The other view is that Lyme disease is intracellular, and as such, it never completely leaves the body. The implication of this perspective is that even if a patient stops experiencing symptoms, his or her body still harbors the infection. Consequently, symptoms may reappear over time, either chronically or intermittently.

When, in spite of undergoing one round of antibiotics, a patient’s symptoms persist (Chronic Lyme Disease), some doctors will prescribe a long-term course of antibiotics of up to two or three years. Dr. Kaplan explains that there are risks associated with this approach, however, as high doses of strong antibiotics can cause imbalances in the digestive tract that can lead to diarrhea, yeast overgrowth, and nutritional deficiencies. There is also the theoretical risk of creating antibiotic-resistant bacteria.

Says Dr. Kaplan, “We can’t just give a patient antibiotics and walk away. We must closely monitor each patient, watch for and be ready to treat any side effects that do appear. In fact, in some cases, the long-term use of antibiotics can cause more problems than the Lyme disease itself.” Dr. Kaplan recommends probiotic nutritional supplementation during the antibiotic regimen. He also prescribes some Chinese and Western herbal remedies to alleviate some of the side effects of taking high doses of antibiotics over an extended period of time.
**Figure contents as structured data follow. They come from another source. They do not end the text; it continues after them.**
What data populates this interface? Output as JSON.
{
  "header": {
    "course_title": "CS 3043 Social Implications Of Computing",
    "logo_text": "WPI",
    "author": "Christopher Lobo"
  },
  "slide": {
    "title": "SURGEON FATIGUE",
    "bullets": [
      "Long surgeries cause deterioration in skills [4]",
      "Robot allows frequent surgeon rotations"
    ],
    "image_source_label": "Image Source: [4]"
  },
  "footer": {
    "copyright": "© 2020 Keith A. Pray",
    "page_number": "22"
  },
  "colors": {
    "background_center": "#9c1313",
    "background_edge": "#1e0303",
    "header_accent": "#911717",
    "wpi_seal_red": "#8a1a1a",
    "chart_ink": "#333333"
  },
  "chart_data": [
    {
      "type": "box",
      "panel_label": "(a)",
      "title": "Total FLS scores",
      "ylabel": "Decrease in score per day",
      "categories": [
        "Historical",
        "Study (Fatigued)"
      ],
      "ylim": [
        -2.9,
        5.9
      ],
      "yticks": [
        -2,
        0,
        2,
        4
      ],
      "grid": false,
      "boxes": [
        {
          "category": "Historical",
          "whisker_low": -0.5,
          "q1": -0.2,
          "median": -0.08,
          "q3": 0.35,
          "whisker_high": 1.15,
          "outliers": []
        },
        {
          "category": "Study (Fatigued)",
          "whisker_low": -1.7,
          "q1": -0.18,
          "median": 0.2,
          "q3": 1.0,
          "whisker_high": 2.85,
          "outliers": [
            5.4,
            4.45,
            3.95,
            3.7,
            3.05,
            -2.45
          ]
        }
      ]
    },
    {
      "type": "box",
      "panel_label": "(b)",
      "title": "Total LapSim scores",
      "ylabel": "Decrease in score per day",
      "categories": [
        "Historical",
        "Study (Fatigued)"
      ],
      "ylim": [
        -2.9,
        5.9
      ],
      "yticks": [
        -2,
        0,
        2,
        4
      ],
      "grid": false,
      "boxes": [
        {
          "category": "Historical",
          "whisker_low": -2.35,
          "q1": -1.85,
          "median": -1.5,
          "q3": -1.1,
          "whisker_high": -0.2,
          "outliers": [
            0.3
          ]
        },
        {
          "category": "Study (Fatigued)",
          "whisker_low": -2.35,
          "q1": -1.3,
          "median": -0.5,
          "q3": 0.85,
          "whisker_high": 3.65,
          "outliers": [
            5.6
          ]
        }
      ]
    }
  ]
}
To the extent that Central Sensitization Syndrome is triggered in some Lyme disease patients, the treatment protocol needs to be adjusted accordingly by adding therapies to help reduce inflammation and calm the nervous system, such as taking medicinal herbs, adopting an anti-inflammatory diet, undergoing acupuncture, and engaging in stress-reducing activities like mild exercise and meditation.

Be Your Own Healthcare Advocate

The best medicine is prevention; so before recreating outdoors, cover your body in light-colored clothing, use an insect repellant on yourself and your pet, and take the time to check yourself and your pet for ticks before going back inside.

Dr. Kaplan advises, “If you do notice Lyme-like symptoms, talk to your doctor immediately and ask to be tested.

“Remember: Every individual is unique in their genetic makeup, medical history, and environmental exposures, and each of these factors can affect how Lyme disease manifests itself in your body.

If some of your symptoms persist, even after you have been treated — don’t give up! Be your own advocate, keep asking questions and seeking answers until you find the right treatment options for you.”

Additional resources:

If you experience some symptoms of Lyme and have a high risk of exposure to ticks because you spend time outdoors in the warmer months or own outdoor pets, a helpful first step is the Horowtiz Lyme Questionnaire. Developed by Lyme expert, Dr. Richard Horowitz, this test should not replace medical advice from your physician but can be a useful tool to determine the likelihood of Lyme or other tick-borne illnesses. The only way to confirm or rule out a Lyme diagnosis is with a blood test.